研究課題/領域番号 |
25284053
|
研究種目 |
基盤研究(B)
|
研究機関 | 筑波大学 |
研究代表者 |
今泉 容子 筑波大学, 人文社会系, 教授 (40151667)
|
研究期間 (年度) |
2013-04-01 – 2016-03-31
|
キーワード | ロマン主義 / ウィリアム・ブレイク / 複合芸術 / 手 / ジェンダー / 彩飾詩 / 女 / セクシュアリティ |
研究概要 |
本研究が対象とするのは、イギリス・ロマン主義期の詩人・画家・彫版画師ウィリアム・ブレイク(William Blake)の「彩飾詩」とよばれる複合芸術の全作品である。研究目的は、彼の作品に頻出し、擬人化までされた「手」の意味を、18世紀の医学的ディスコースに関連づけながら、また同時代のゴシック文学における「手」の描写と比較しながら、解明することである。 初年度である平成25年度には、ブレイクがこだわった「手」の全体像を明らかにすべく、彼の彩飾詩の全作品の解析に重点を置いた。従来のブレイク研究が考察対象としたのは、「男の手」だけであった。もちろん「男の手」が重要であることは、疑う余地がない。
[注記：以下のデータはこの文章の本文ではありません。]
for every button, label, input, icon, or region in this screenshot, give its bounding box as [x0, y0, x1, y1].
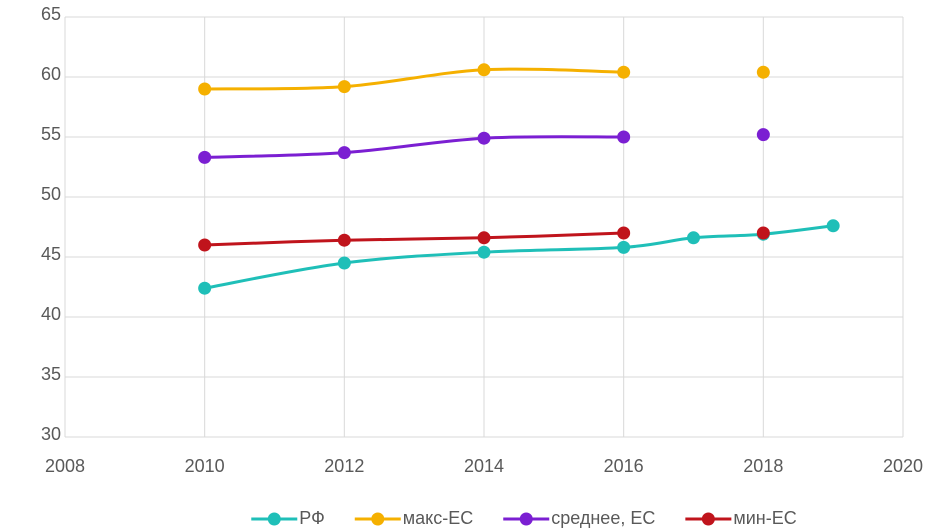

しかし、その「男の手」とはまったく異なる「女の手」が、じつはブレイクの初期の彩飾詩のなかにすでに潜んでいることを、国内外のブレイク研究がすっかり見落としていることに常に疑問をもっていたため、まず「女の手」の存在を明らかにするところから、初年度の研究は出発した。そして、その「女の手」が後期の作品になるにつれて力を増していき、やがて「男の手」を凌ぐ存在になることを実証したのである。言い換えれば、ブレイク作品における「手」に織り込まれた「性差」の意味やメッセージを解明したことが、初年度の研究実績だったのである。 「女の手」を無視したのでは、ブレイク複合芸術における「手」は理解できない。初年度の本研究が解明した「女の手」は、男を誘惑したり男に抵抗したりするセクシュアルな手である。「女の手」の先には、つねに男がいることを、ブレイクの「詩」と「絵」へのアプローチを同時に実践することによって、示すことができたと思う。
|
現在までの達成度 (区分) |
現在までの達成度 (区分)
2: おおむね順調に進展している
理由
初年度の目標としていたブレイク複合芸術作品における「女の手」の存在を明らかにすることができ、また「男の手」との意味や役割の大きな違いも明らかにできたため、目的が十分に達成されていると判断した。 予想外の発見や、思いがけない展開がなかったため、「当初の計画以上に進展している」とは判定しなかった。
|
今後の研究の推進方策 |
今後(すなわち2年度目以降)は18世紀「医学関連」と「コシック文学/エロティック文学」の一次資料を入手することから、研究をはじめる計画である。 ブレイクと医学の結びつきは、ブレイクが Spurzhaim のObservations on Insanity を所有し、欄外に書き込みを残したことや、出版者ジョゼフ・ジョンソンに雇われて、ジョン・ブラウン著『医学入門』の英語訳本(1788年)の口絵の彫版を行ったことだけに限定されはしない。ブレイクは当時の医学の知識を、ジョンソン経由で得ていた。そこで、当時の「手」をはじめ体の部位をテーマとする「解剖学」関連復刻版図書を読解し、「手」に関する医学的ディスコースを考察しようと考えている。そうした医学的ディスコースに照らし合わせながら、ブレイクの「手」の意味を明らかにしたいのである。 同様に、当時のゴシック文学(小説・詩)やエロティック文学に登場する恐怖の手やセクシュアルな手をゴシック文学/エロティック文学の一次資料に検出し、それらの作品における「手」をめぐるジェンダー的ディスコースを明らかにしようと計画している。そして、ブレイクのセクシュアルな「女の手」の意味との比較考察を行いたい。 このように2年度目以降に明らかにされる18世紀の医学的、ジェンダー的ディスコースに照らし合わせながら、ブレイクの彩飾詩における「手」の特異性を明らかにする計画である。最後に、3年間の研究の成果を国際会議で発表し、英語論文として公表したいと考えている。
|
次年度の研究費の使用計画 |
平成25年度末近く(3月)に実施した出張旅費の支払いが、3月31日現在完了していないため、残高があるかのように見えるが、その金額は出張旅費として支出が確定している。 すでに出張旅費として支出が確定しているため、次年度(平成26年度)の使用計画はない。